Rassistischer Angriff in Hoyerswerda

Migranten bei Bildungsveranstaltung attackiert

  • Hendrik Lasch
  • Lesedauer: 3 Min.

Dem »Zusammenleben in der Migrationsgesellschaft« ist ein Bildungsprojekt gewidmet, das der Dachverband der Migrant*innenorganisationen in Ostdeutschland (DaMOst) ins Leben gerufen hat und in dessen Rahmen auch Bildungsfahrten stattfinden. Eine davon führte am Samstag nach Hoyerswerda – und endete in einem Vorfall, der zeigt, wie Zusammenleben nicht funktioniert: Die Gruppe der Teilnehmer, zu der auch migrantische Jugendliche gehörten, wurde aus dem Fenster eines Wohnhauses heraus mit einem Böller beworfen. Verletzt wurde niemand; es handele sich aber »eindeutig um eine rassistisch motivierte Tat«, heißt es in einer Erklärung von DaMOst und dem Dachverband sächsischer Migrantenorganisationen (DSM).

Die Bildungsfahrt führte mit Hoyerswerda in eine Stadt, in der es Anfang der 90er Jahre schwere ausländerfeindliche Ausschreitungen gegeben hatte. Ein Zeitzeuge, der die pogromartigen Übergriffe in seinem damaligen Wohnheim erlebt hatte, begleitete die Besucher bei dem Stadtrundgang. Über den Angriff sei er »fassungslos« gewesen, hieß es nun. Emiliano Chaimite, Co-Geschäftsführer des DSM, äußerte sich »entsetzt, dass auf einer Veranstaltung, die rassistische Gewalt in Sachsen thematisiert, ein erneuter rassistischer Angriff gegen Jugendliche und einen Zeitzeugen stattfindet«. Bisher habe Hoyerswerda als gutes Beispiel für den Umgang mit den ausländerfeindlichen Ausschreitungen gegolten, fügte er hinzu. »Mit diesem Anschlag wird viel Aufgearbeitetes zurückgeworfen.«

Nach Darstellung der Organisatioren wurde der Böller von zwei »weißen« Männern mittleren Alters aus dem offenen Fenster eines Wohnblocks geworfen, als die Gruppe vorbeilief. Sie hätten diese schon von Weitem beobachtet; kurz vor dem Angriff habe man die Worte »Jetzt, schnell, schnell« gehört. Der Böller verfehlte die Passanten und explodierte auf dem Gehsteig.
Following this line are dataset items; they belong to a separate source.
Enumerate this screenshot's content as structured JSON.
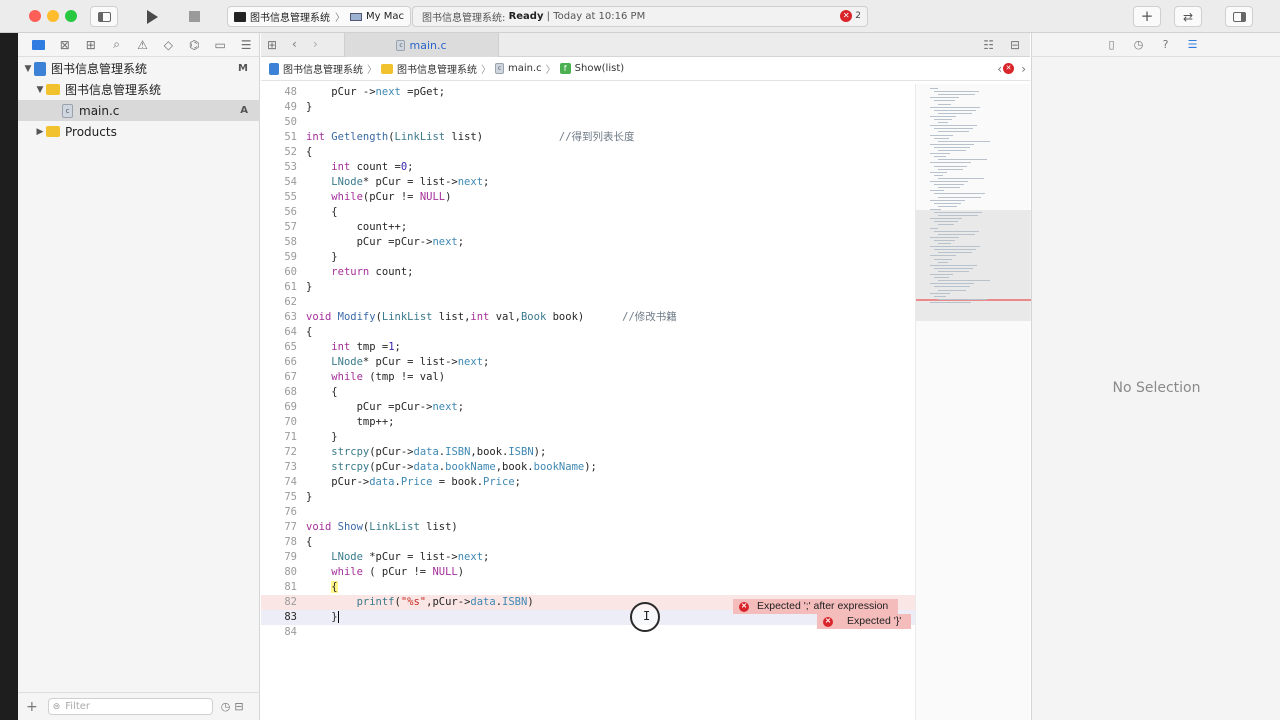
{
  "toolbar": {
    "scheme_project": "图书信息管理系统",
    "scheme_separator": "〉",
    "scheme_device": "My Mac",
    "status_project": "图书信息管理系统:",
    "status_state": "Ready",
    "status_divider": "|",
    "status_time": "Today at 10:16 PM",
    "error_count": "2"
  },
  "navigator": {
    "project": "图书信息管理系统",
    "project_badge": "M",
    "group": "图书信息管理系统",
    "file": "main.c",
    "file_badge": "A",
    "products": "Products",
    "filter_placeholder": "Filter"
  },
  "editor": {
    "tab_label": "main.c",
    "jumpbar": {
      "project": "图书信息管理系统",
      "group": "图书信息管理系统",
      "file": "main.c",
      "function": "Show(list)"
    },
    "errors": {
      "line82": "Expected ';' after expression",
      "line83": "Expected '}'"
    },
    "cursor_glyph": "I"
  },
  "inspector": {
    "empty_text": "No Selection"
  },
  "code_lines": [
    {
      "n": 48,
      "segs": [
        [
          "",
          "    pCur ->"
        ],
        [
          "mem",
          "next"
        ],
        [
          "",
          " =pGet;"
        ]
      ]
    },
    {
      "n": 49,
      "segs": [
        [
          "",
          "}"
        ]
      ]
    },
    {
      "n": 50,
      "segs": []
    },
    {
      "n": 51,
      "segs": [
        [
          "kw",
          "int"
        ],
        [
          "",
          " "
        ],
        [
          "fn",
          "Getlength"
        ],
        [
          "",
          "("
        ],
        [
          "ty",
          "LinkList"
        ],
        [
          "",
          " list)            "
        ],
        [
          "cm",
          "//得到列表长度"
        ]
      ]
    },
    {
      "n": 52,
      "segs": [
        [
          "",
          "{"
        ]
      ]
    },
    {
      "n": 53,
      "segs": [
        [
          "",
          "    "
        ],
        [
          "kw",
          "int"
        ],
        [
          "",
          " count ="
        ],
        [
          "num",
          "0"
        ],
        [
          "",
          ";"
        ]
      ]
    },
    {
      "n": 54,
      "segs": [
        [
          "",
          "    "
        ],
        [
          "ty",
          "LNode"
        ],
        [
          "",
          "* pCur = list->"
        ],
        [
          "mem",
          "next"
        ],
        [
          "",
          ";"
        ]
      ]
    },
    {
      "n": 55,
      "segs": [
        [
          "",
          "    "
        ],
        [
          "kw",
          "while"
        ],
        [
          "",
          "(pCur != "
        ],
        [
          "kw",
          "NULL"
        ],
        [
          "",
          ")"
        ]
      ]
    },
    {
      "n": 56,
      "segs": [
        [
          "",
          "    {"
        ]
      ]
    },
    {
      "n": 57,
      "segs": [
        [
          "",
          "        count++;"
        ]
      ]
    },
    {
      "n": 58,
      "segs": [
        [
          "",
          "        pCur =pCur->"
        ],
        [
          "mem",
          "next"
        ],
        [
          "",
          ";"
        ]
      ]
    },
    {
      "n": 59,
      "segs": [
        [
          "",
          "    }"
        ]
      ]
    },
    {
      "n": 60,
      "segs": [
        [
          "",
          "    "
        ],
        [
          "kw",
          "return"
        ],
        [
          "",
          " count;"
        ]
      ]
    },
    {
      "n": 61,
      "segs": [
        [
          "",
          "}"
        ]
      ]
    },
    {
      "n": 62,
      "segs": []
    },
    {
      "n": 63,
      "segs": [
        [
          "kw",
          "void"
        ],
        [
          "",
          " "
        ],
        [
          "fn",
          "Modify"
        ],
        [
          "",
          "("
        ],
        [
          "ty",
          "LinkList"
        ],
        [
          "",
          " list,"
        ],
        [
          "kw",
          "int"
        ],
        [
          "",
          " val,"
        ],
        [
          "ty",
          "Book"
        ],
        [
          "",
          " book)      "
        ],
        [
          "cm",
          "//修改书籍"
        ]
      ]
    },
    {
      "n": 64,
      "segs": [
        [
          "",
          "{"
        ]
      ]
    },
    {
      "n": 65,
      "segs": [
        [
          "",
          "    "
        ],
        [
          "kw",
          "int"
        ],
        [
          "",
          " tmp ="
        ],
        [
          "num",
          "1"
        ],
        [
          "",
          ";"
        ]
      ]
    },
    {
      "n": 66,
      "segs": [
        [
          "",
          "    "
        ],
        [
          "ty",
          "LNode"
        ],
        [
          "",
          "* pCur = list->"
        ],
        [
          "mem",
          "next"
        ],
        [
          "",
          ";"
        ]
      ]
    },
    {
      "n": 67,
      "segs": [
        [
          "",
          "    "
        ],
        [
          "kw",
          "while"
        ],
        [
          "",
          " (tmp != val)"
        ]
      ]
    },
    {
      "n": 68,
      "segs": [
        [
          "",
          "    {"
        ]
      ]
    },
    {
      "n": 69,
      "segs": [
        [
          "",
          "        pCur =pCur->"
        ],
        [
          "mem",
          "next"
        ],
        [
          "",
          ";"
        ]
      ]
    },
    {
      "n": 70,
      "segs": [
        [
          "",
          "        tmp++;"
        ]
      ]
    },
    {
      "n": 71,
      "segs": [
        [
          "",
          "    }"
        ]
      ]
    },
    {
      "n": 72,
      "segs": [
        [
          "",
          "    "
        ],
        [
          "ty",
          "strcpy"
        ],
        [
          "",
          "(pCur->"
        ],
        [
          "mem",
          "data"
        ],
        [
          "",
          "."
        ],
        [
          "mem",
          "ISBN"
        ],
        [
          "",
          ",book."
        ],
        [
          "mem",
          "ISBN"
        ],
        [
          "",
          ");"
        ]
      ]
    },
    {
      "n": 73,
      "segs": [
        [
          "",
          "    "
        ],
        [
          "ty",
          "strcpy"
        ],
        [
          "",
          "(pCur->"
        ],
        [
          "mem",
          "data"
        ],
        [
          "",
          "."
        ],
        [
          "mem",
          "bookName"
        ],
        [
          "",
          ",book."
        ],
        [
          "mem",
          "bookName"
        ],
        [
          "",
          ");"
        ]
      ]
    },
    {
      "n": 74,
      "segs": [
        [
          "",
          "    pCur->"
        ],
        [
          "mem",
          "data"
        ],
        [
          "",
          "."
        ],
        [
          "mem",
          "Price"
        ],
        [
          "",
          " = book."
        ],
        [
          "mem",
          "Price"
        ],
        [
          "",
          ";"
        ]
      ]
    },
    {
      "n": 75,
      "segs": [
        [
          "",
          "}"
        ]
      ]
    },
    {
      "n": 76,
      "segs": []
    },
    {
      "n": 77,
      "segs": [
        [
          "kw",
          "void"
        ],
        [
          "",
          " "
        ],
        [
          "fn",
          "Show"
        ],
        [
          "",
          "("
        ],
        [
          "ty",
          "LinkList"
        ],
        [
          "",
          " list)"
        ]
      ]
    },
    {
      "n": 78,
      "segs": [
        [
          "",
          "{"
        ]
      ]
    },
    {
      "n": 79,
      "segs": [
        [
          "",
          "    "
        ],
        [
          "ty",
          "LNode"
        ],
        [
          "",
          " *pCur = list->"
        ],
        [
          "mem",
          "next"
        ],
        [
          "",
          ";"
        ]
      ]
    },
    {
      "n": 80,
      "segs": [
        [
          "",
          "    "
        ],
        [
          "kw",
          "while"
        ],
        [
          "",
          " ( pCur != "
        ],
        [
          "kw",
          "NULL"
        ],
        [
          "",
          ")"
        ]
      ]
    },
    {
      "n": 81,
      "segs": [
        [
          "",
          "    "
        ],
        [
          "hl",
          "{"
        ]
      ]
    },
    {
      "n": 82,
      "segs": [
        [
          "",
          "        "
        ],
        [
          "ty",
          "printf"
        ],
        [
          "",
          "("
        ],
        [
          "str",
          "\"%s\""
        ],
        [
          "",
          ",pCur->"
        ],
        [
          "mem",
          "data"
        ],
        [
          "",
          "."
        ],
        [
          "mem",
          "ISBN"
        ],
        [
          "",
          ")"
        ]
      ],
      "state": "err"
    },
    {
      "n": 83,
      "segs": [
        [
          "",
          "    }"
        ]
      ],
      "state": "cur"
    },
    {
      "n": 84,
      "segs": []
    }
  ],
  "colors": {
    "error_red": "#d9252a",
    "error_line_bg": "#fbe6e6",
    "error_msg_bg": "#f5bcbc",
    "current_line_bg": "#ecedf7",
    "tab_active_text": "#2a64c9"
  }
}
Trotzdem habe »hohes Verletzungsrisiko« bestanden.

In der Erklärung werden Zivilgesellschaft, Politik, Polizei und Justiz aufgefordert, den Vorfall »lückenlos aufzuklären« und Ähnliches »in Zukunft zu verhindern«. Derlei rassistische Übergriffe müssten »mit allen Mitteln – rechtlich, moralisch und politisch – bekämpft werden«, sagte Ayman Qasarwa, Geschäftsführer von DaMOst. Sprecherin Nane Khachatryan, die mit in Hoyerswerda war und Augenzeugin des Vorfalls ist, sagte »nd«, dieser sei am Montag zur Anzeige gebracht worden. Zunächst habe man die Stadt »so schnell wie möglich« verlassen wollen: »Wir fühlten uns dort nicht mehr sicher.«

Die zuständige Polizeidirektion Görlitz bestätigte auf Anfrage, der Sachverhalt sei bekannt. Zu genauen Motiven und Hintergründen ermittle das Dezernat Staatsschutz. Dabei gehe es um den Verdacht der versuchten gefährlichen Körperverletzung sowie des Verstoßes gegen das Sprengstoffgesetz. »Zum aktuellen Stand können wir aus ermittlungstaktischen Gründen aktuell keine Angaben machen«, sagte eine Sprecherin.

Am Samstag war es auch zu einem rassistischen Übergriff in einer Jugendherberge in Brandenburg gekommen, bei dem Berliner Jugendliche überwiegend mit Migrationshintergrund rassistisch beleidigt und bedroht worden sein sollen. Dort hat der Staatsschutz Ermittlungen wegen Beleidigung, Volksverhetzung und Bedrohung aufgenommen.